If they indeed suffer, they deserve it even more – and perhaps also advice on the noble role of suffering. David is of course unfamiliar with such things, and if he isn’t he despises them, but suffering is the formative experience of our civilisation.

 

Every great Western thinker has written about its morally and spiritually elevating role in the development of a personality. To put it simply, without suffering there is no development and hardly any personality.

 

Those born with the disorder that has so excited David’s puny imagination are unlikely to find much physical happiness in life. But they’d have a head start in their search for spiritual happiness – provided the Zeitgeist weren’t shaped by the likes of David.

 

He then goes on to admit that the sight of a woman with a beard or a man with breasts makes him feel “threatened”. Such heartlessness is to him a deadly sin and, in the good tradition of our civilisation, he expiates it by repenting. He recognises the error of his previously normal ways. 

“This recognition [made me] look my ‘transphobia’… full in its fearful face.” A lovely neologism, that. If David invented it, this knack for new coinages will get him into the thesaurus of quotations before he’s through.

Once the repentance wagon got rolling, David went on to repent his reaction “to other situations – like the wearing of the burka – in which my discomfort may be overwhelming my reason. … It is not actually a big problem in this country. Nor is it ever likely to be.”

Islamisation of Britain, a problem? Perish the thought. Of course there’s the small matter that the same chaps who make their women cover up would happily eviscerate anyone named Aaronovich, but David rises above personal interests.

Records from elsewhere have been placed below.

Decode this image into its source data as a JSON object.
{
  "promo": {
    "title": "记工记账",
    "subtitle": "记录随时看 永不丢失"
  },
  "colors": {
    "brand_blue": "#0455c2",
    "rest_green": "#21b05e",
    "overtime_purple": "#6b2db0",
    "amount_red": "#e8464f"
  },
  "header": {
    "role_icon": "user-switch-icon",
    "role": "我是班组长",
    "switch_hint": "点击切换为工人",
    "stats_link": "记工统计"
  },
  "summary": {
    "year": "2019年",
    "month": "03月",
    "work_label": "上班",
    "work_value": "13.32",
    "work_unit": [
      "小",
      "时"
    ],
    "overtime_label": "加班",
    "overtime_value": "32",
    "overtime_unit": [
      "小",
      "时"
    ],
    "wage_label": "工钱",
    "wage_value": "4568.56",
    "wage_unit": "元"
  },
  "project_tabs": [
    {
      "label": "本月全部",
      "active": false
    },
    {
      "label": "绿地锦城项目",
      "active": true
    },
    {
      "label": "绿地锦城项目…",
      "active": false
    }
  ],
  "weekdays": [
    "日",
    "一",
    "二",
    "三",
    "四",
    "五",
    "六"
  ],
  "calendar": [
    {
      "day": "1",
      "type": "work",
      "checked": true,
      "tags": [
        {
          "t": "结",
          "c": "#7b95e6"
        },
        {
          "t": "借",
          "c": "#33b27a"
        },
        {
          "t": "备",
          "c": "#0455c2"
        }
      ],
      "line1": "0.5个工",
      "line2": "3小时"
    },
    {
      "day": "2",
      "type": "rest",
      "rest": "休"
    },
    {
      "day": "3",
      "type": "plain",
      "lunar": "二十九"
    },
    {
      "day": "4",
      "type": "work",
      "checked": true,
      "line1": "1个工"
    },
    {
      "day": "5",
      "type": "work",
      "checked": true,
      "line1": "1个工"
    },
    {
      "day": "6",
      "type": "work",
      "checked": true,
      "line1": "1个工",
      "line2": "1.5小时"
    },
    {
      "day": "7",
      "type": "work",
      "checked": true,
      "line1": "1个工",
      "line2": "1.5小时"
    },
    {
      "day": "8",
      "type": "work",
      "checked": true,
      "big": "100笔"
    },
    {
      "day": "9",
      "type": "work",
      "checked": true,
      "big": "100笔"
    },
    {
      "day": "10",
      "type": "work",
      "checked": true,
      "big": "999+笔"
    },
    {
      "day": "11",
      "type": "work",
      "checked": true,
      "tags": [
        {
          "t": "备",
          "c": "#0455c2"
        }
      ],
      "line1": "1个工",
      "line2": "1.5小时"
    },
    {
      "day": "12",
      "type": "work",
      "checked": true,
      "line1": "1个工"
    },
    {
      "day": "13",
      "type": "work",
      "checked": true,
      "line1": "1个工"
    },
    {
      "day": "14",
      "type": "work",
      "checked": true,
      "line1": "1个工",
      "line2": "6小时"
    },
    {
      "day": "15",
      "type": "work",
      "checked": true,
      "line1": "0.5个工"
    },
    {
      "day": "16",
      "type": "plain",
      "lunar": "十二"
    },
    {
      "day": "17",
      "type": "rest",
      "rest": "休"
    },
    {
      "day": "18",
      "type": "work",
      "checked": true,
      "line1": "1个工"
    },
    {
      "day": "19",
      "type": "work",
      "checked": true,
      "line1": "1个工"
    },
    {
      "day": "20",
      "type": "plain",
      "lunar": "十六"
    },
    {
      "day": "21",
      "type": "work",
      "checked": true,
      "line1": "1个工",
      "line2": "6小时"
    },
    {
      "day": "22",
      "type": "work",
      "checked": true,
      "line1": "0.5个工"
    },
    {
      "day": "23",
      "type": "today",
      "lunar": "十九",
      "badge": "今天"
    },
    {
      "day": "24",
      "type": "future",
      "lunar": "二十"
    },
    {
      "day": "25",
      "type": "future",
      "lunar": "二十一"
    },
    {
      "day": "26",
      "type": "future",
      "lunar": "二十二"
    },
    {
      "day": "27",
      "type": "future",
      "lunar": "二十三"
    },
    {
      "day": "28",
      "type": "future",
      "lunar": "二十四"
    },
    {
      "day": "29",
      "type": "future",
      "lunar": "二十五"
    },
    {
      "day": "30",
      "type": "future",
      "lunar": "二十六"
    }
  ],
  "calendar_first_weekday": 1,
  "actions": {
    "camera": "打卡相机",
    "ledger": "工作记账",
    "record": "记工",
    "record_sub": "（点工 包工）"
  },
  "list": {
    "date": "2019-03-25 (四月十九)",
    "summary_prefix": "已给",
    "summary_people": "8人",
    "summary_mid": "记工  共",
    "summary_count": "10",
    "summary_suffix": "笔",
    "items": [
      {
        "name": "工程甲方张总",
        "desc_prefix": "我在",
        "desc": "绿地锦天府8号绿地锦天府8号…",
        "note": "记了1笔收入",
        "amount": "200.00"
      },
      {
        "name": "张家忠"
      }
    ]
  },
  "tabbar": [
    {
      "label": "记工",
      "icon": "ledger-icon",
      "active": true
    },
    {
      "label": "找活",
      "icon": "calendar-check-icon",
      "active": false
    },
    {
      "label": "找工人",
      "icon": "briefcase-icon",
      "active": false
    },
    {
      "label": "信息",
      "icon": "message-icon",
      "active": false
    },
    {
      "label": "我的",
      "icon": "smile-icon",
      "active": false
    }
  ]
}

Speaking of his interests, I understand David is a Spurs fan. Well, the IT worker Paul Lovell is currently on trial for corrupting the morals of a sheep next to the club’s training ground in Enfield. David ought to start a campaign for his release.

After all, the poor man was born that way. He can only find happiness in tucking ovine hind legs into his Wellies. Paul Lovell deserves help, understanding and a publicly financed flock of sheep, not prison.

And we must also take up the cause of David Aaronovich, a mindless creature trapped in the body of a columnist.